Clean Air Act reformers boosted by new report

August 16, 1982

The increasingly bitter Congressional debates over revisions to the Clean Air Act are likely to get even hotter.

The reason: a recent Congressional Office of Technology Assessment (OTA) report reinforcing the environmentalist position that some of the measures backed by the Reagan administration will affect public health adversely.

Until last June the debate had not focused on the health issue, because the proposed revisions do not deal with the law's primary air quality standards designed to protect human health. Rather, they seek to relax the law's ''prevention of significant deterioration,'' or PSD standards, designed to protect areas with pristine air, mostly in the West.

In June, however, the National Audubon Society released a report saying relaxation of PSD standards could result in several thousand more premature deaths yearly in the West. However, the Environmental Protection Agency (EPA) claimed the study was flawed and results unsupportable.

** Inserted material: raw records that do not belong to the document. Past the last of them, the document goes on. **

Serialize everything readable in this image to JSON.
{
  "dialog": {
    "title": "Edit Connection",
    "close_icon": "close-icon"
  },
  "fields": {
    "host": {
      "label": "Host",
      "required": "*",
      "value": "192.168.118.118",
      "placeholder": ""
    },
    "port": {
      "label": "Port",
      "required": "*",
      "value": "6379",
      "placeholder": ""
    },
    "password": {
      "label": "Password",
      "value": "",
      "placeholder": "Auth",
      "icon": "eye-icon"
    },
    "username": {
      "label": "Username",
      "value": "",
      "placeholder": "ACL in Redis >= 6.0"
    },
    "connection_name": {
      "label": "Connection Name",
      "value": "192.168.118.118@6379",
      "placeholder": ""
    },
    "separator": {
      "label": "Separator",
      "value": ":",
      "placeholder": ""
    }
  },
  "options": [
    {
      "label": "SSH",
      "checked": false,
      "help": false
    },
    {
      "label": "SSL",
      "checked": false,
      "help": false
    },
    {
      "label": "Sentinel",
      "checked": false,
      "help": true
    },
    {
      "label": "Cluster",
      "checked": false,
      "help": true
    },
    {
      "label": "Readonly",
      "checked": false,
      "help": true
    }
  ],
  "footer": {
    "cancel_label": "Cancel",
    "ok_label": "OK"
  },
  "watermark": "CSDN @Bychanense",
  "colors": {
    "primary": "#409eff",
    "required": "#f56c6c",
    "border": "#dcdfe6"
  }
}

The Audubon Society attributed these adverse health effects to increased production of air pollutants containing sulfur. It said recent scientific evidence indicates the Clean Air Act's primary standards for these pollutants were far too lenient; thus, relaxation of PSD standards would lead to more human health problems.

Now comes an interim OTA report which, while not addressing the Clean Air Act revisions directly, deals with the health effects of sulfur oxides, and tends to support environmentalists' arguments. While acknowledging a great amount of uncertainty, the OTA finds that about 2 percent of the yearly deaths in Canada and the US may be due to breathing of sulfur particles. If sulfurous emissions are not reduced by the year 2000, they could cause another 57,000 deaths yearly, OTA says. Reduction of the pollutants by 30 percent, however, would decrease the annual toll by 17,000.

Supporters of the Clean Air Act revisions argue that if this is the case, the primary standards should be lowered, an idea the EPA has under consideration.